Almost immediately would come the challenge of the slower selling item that was valued by a big basket shopper or someone similar. And then there is the constant interruption of the new products that drive footfall and short term profitable volume sales.
And while retail giants invest in rectangular shaped stores and uniform fixtures, the independent retailer’s plans almost immediately come up against the physical constraints of their layout and fixture types.
A further complexity comes from the item on sale. Some products are must stocks and these require a replenishment strategy, using data to forecast predictable sales. Other products require the retailer to anticipate future demand (such as Easter stock) and to make planning and allocation decisions.
Using data they need to spot trends, such as people buying fewer treats like cakes on Mondays and Tuesdays after overindulging at the weekend. They need to pay attention to when half term falls.
With perishable foods, retailers need to think differently. If they commit to never selling product past its best, then they need to either charge very high prices so they can afford the wastage or to sell out.
And then overlay on top of this the push element in the trade, where big suppliers are pushing promotions through the channel, often causing pricing confusion and a stock holding dilemma at the end of the three-week period when the next promotion pushes different items.
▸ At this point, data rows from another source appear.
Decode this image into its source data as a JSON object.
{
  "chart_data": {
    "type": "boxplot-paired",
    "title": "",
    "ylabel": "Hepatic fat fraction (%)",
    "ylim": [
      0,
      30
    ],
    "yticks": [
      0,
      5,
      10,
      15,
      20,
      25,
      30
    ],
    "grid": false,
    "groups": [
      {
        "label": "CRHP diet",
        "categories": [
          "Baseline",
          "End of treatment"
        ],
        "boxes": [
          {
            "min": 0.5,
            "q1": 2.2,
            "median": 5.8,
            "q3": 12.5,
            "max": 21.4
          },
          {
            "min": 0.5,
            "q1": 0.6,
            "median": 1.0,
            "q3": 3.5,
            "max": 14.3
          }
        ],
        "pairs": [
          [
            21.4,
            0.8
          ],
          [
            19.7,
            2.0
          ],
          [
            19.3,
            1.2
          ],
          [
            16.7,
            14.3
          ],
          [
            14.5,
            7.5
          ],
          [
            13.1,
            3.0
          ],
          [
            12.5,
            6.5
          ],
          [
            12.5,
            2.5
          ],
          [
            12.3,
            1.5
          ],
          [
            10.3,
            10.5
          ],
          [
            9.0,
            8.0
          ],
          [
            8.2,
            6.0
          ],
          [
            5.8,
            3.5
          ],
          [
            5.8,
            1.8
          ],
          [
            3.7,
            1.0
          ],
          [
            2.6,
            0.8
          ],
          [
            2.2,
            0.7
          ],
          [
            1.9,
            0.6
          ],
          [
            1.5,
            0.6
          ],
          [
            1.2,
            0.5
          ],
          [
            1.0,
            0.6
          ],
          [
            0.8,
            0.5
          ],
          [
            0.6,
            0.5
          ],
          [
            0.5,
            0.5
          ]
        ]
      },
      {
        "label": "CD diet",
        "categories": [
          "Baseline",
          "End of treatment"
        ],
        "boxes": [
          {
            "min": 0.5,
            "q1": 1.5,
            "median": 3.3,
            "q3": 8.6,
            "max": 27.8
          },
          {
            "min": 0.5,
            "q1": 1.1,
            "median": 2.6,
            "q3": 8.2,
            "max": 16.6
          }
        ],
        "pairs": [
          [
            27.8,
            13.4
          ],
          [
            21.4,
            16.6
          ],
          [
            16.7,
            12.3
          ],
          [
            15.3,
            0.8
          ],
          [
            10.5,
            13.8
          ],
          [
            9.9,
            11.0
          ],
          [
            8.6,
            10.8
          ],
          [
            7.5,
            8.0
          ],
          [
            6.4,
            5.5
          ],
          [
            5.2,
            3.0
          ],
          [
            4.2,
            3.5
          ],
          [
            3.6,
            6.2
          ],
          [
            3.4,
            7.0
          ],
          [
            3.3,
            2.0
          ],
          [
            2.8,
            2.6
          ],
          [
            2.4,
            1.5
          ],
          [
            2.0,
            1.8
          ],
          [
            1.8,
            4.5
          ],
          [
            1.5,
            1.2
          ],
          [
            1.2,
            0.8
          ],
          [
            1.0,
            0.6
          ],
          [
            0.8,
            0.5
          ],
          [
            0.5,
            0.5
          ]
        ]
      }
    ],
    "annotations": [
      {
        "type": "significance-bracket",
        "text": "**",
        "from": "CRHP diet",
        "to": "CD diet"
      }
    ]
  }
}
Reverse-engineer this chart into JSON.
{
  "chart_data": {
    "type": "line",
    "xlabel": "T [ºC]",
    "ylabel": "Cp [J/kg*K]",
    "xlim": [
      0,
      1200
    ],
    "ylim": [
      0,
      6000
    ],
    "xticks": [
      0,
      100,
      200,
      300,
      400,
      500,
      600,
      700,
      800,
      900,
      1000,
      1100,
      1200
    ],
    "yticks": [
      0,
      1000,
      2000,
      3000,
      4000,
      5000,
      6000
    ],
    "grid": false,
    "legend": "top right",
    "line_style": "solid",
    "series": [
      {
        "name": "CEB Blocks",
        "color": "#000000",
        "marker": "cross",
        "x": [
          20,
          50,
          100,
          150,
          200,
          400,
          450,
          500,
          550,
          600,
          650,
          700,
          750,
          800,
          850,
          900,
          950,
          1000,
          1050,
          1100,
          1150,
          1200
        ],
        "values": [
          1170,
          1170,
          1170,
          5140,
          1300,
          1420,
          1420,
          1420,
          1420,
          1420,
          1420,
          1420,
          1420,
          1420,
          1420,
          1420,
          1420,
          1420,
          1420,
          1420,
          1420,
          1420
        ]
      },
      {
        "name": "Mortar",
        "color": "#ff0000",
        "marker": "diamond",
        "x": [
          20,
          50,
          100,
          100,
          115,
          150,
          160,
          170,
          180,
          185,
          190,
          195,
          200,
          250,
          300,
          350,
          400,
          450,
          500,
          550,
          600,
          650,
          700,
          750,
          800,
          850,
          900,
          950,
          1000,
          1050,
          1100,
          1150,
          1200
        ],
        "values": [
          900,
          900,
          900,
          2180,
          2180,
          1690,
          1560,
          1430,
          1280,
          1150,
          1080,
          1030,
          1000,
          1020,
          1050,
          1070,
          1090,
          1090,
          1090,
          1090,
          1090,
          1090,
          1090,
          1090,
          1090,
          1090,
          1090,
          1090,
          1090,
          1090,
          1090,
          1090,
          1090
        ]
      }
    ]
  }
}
In preparing for this year’s Independent Achievers Academy a lot of thought has gone into what best practice looks like – and following planograms is certainly best practice. But then to balance this with what the world looks like to a busy retailer working long hours.
The good news is that P&H is correct: there is a lot of profit to be made through better merchandising. The less good news is that while using planograms is a good start, for many retailers the journey will involve a lot of hard work in better understanding what sells and what makes the profit.
If you are uncertain, then a visit to Telford or engaging with the IAA is a must do for 2016.